2005, Robert Schwentke, United States

1st Viewing, Encore

Flightplan is a thriller that can be effective if taken as it is. The film tricks or perhaps even cheats the audience in a way that can be involving as easily as it is frustrating. There is a fine line between succeeding and failing with this type of genre work and while filmmaker Robert Schwentke never reaches the level of Alfred Hitchcock, he does at least make a film that is watchable from beginning to end. There is plenty of ridiculousness here, but I’m curious to see how the film holds up on a repeat viewing. The idea behind the film makes for a thrilling setup, as it takes Hitchcock’s Lady Vanishes and puts it on a plane (replacing the old lady with a young child and throwing in some post-9/11 social ideas).
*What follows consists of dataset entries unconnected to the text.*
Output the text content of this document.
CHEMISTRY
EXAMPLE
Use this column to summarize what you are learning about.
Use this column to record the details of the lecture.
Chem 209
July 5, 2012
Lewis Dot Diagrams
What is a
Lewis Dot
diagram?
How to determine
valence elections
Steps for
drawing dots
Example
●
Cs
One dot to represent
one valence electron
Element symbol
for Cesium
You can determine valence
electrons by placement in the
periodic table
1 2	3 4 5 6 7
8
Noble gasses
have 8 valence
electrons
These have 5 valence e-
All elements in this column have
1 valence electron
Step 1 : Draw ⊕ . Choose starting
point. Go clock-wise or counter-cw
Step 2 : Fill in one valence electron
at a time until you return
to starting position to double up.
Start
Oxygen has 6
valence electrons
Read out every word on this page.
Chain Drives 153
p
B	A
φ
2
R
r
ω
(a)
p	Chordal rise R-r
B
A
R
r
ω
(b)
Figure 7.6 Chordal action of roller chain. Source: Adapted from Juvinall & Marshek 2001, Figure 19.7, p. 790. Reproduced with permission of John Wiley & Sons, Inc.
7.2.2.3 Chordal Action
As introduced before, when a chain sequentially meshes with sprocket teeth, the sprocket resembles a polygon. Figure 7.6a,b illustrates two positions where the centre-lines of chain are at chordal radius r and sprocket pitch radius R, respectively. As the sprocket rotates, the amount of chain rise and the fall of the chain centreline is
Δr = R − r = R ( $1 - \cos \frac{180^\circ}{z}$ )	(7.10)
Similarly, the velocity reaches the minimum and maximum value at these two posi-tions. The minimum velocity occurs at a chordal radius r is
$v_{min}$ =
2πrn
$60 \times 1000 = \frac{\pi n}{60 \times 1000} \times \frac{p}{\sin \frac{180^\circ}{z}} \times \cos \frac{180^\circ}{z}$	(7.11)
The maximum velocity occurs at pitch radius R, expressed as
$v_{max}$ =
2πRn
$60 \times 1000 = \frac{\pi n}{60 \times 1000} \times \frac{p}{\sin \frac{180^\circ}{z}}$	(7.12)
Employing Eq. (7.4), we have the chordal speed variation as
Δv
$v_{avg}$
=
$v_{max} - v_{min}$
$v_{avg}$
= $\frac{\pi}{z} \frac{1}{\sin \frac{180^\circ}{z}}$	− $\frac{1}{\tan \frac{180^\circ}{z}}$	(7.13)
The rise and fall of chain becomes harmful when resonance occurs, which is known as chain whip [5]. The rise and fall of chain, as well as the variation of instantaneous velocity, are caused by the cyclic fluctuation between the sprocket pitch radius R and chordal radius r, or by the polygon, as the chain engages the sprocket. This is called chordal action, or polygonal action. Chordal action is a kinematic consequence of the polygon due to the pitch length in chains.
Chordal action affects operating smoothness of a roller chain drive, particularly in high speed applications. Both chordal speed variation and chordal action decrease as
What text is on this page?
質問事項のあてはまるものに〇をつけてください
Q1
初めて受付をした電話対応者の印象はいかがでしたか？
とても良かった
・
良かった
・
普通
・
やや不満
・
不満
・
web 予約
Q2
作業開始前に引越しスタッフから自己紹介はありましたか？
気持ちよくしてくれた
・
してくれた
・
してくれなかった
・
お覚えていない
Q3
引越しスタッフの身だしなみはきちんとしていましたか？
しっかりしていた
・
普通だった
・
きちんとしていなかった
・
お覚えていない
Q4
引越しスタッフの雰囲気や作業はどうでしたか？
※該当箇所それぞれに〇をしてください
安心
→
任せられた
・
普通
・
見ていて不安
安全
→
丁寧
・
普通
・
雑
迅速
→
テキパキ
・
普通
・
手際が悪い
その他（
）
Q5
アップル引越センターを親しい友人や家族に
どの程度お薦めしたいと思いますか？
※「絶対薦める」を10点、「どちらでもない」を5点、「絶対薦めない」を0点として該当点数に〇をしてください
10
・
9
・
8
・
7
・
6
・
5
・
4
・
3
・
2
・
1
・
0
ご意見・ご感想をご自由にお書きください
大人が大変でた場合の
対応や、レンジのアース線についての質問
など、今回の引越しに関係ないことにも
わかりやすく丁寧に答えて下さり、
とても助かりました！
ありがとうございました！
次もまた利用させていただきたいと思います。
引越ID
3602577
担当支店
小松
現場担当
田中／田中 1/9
While not of the mastery rhythm and editing of Hitchcock’s’ 1938 thriller, Flightplan’s greatest strength is in the overall pacing of the film, which does keep the viewer involved. There are some techniques (slow-motion) and moments (the overdone redemption of the epilogue) that could have been toned down, but you get the feeling Schwentke knows how to work within the conventions of the genre. Really the film falters just before it’s “revealing” twists, simply because it becomes predictable and unsure of itself. The audience becomes a step ahead of the film, and what results is a clichéd thriller with little suspense or imagination.